B: Really? Maybe I’ll ask her out, then.
(A:彼女ずっとあなたに微笑んでるよ。脈ありだと思う。)
(B:本当に? じゃあ、思いきって誘ってみようかな。)
友人を励ます会話の場面です。後ろの相手が明らかなときは、with 以下を省いて have a shot だけでも通じます。

あわせて覚えたい関連表現

have a chance with
(〜とうまくいく可能性がある)
ほぼ同義ですが、have a shot with のほうがカジュアルで、「思いきって一発狙う」という勢いのある語感があります。

stand a chance
(見込みがある、勝ち目がある)
競争や勝負で「勝てる見込み」を表す、やや硬めの表現です。恋愛よりも、勝ち負けのかかった文脈で使われます。

ask someone out
(〜をデートに誘う)
可能性を確かめた先の「実際に誘う」行動を表します。have a shot with で見込みを探り、ask out で一歩踏み出す、という流れで覚えると関係がつかめます。

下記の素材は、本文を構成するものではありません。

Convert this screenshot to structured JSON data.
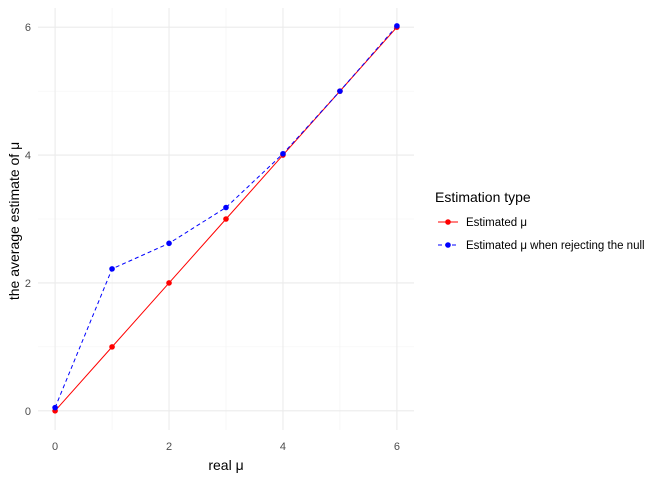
{
  "chart_data": {
    "type": "line",
    "x": [
      0,
      1,
      2,
      3,
      4,
      5,
      6
    ],
    "xlabel": "real μ",
    "ylabel": "the average estimate of μ",
    "xlim": [
      -0.3,
      6.3
    ],
    "ylim": [
      -0.3,
      6.3
    ],
    "xticks": [
      "0",
      "2",
      "4",
      "6"
    ],
    "yticks": [
      "0",
      "2",
      "4",
      "6"
    ],
    "grid": true,
    "legend_position": "right",
    "legend_title": "Estimation type",
    "series": [
      {
        "name": "Estimated μ",
        "values": [
          0.0,
          1.0,
          2.0,
          3.0,
          4.0,
          5.0,
          6.0
        ],
        "color": "#ff0000",
        "line_style": "solid"
      },
      {
        "name": "Estimated μ when rejecting the null",
        "values": [
          0.05,
          2.22,
          2.62,
          3.18,
          4.02,
          5.0,
          6.02
        ],
        "color": "#0000ff",
        "line_style": "dashed"
      }
    ]
  }
}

Note|with と at で変わる have a shot

have a shot は、後ろに続く前置詞ひとつで意味が切り替わる、ちょっとした観察ポイントを持っています。

have a shot with someone は、シーンのラージのように「その人とうまくいく見込み」を表し、もっぱら恋愛の文脈で使われます。一方、have a shot at something になると「その物事に挑戦して成功するチャンス」という意味になり、have a shot at the job(その仕事に就けるチャンス)、have a shot at the title(タイトルを狙えるチャンス)のように使います。同じ shot でも、with の後ろには「向き合う相手(人)」が、at の後ろには「狙う標的(物事)」が来る、と整理すると混乱しません。さらに give it a shot(試しにやってみる)という言い回しもあり、ここでも shot は「一回の試み」という核の意味を保っています。

シーンの have a shot with Penny は、まさに「ペニーという相手に向けて一発狙えるか」を尋ねる形です。with か at かを意識するだけで、恋の話か挑戦の話かを正しく聞き分けられるようになります。

前置詞ひとつで世界が変わるのは、英語の面白いところですね。

まとめ|ラージの照れ隠しから学ぶ「見込み」の一言

have a shot with は、「その相手とうまくいくチャンスがある」を、軽やかに前向きに伝える恋愛の定番表現です。

この一言が使えると、重くなりがちな「付き合えると思う?」を、肩の力を抜いて尋ねられます。with を at に替えれば仕事や挑戦のチャンスにも応用でき、表現の幅がぐっと広がります。

気になる相手や挑戦したい目標を思い浮かべながら、会話のレパートリーに加えてみてください。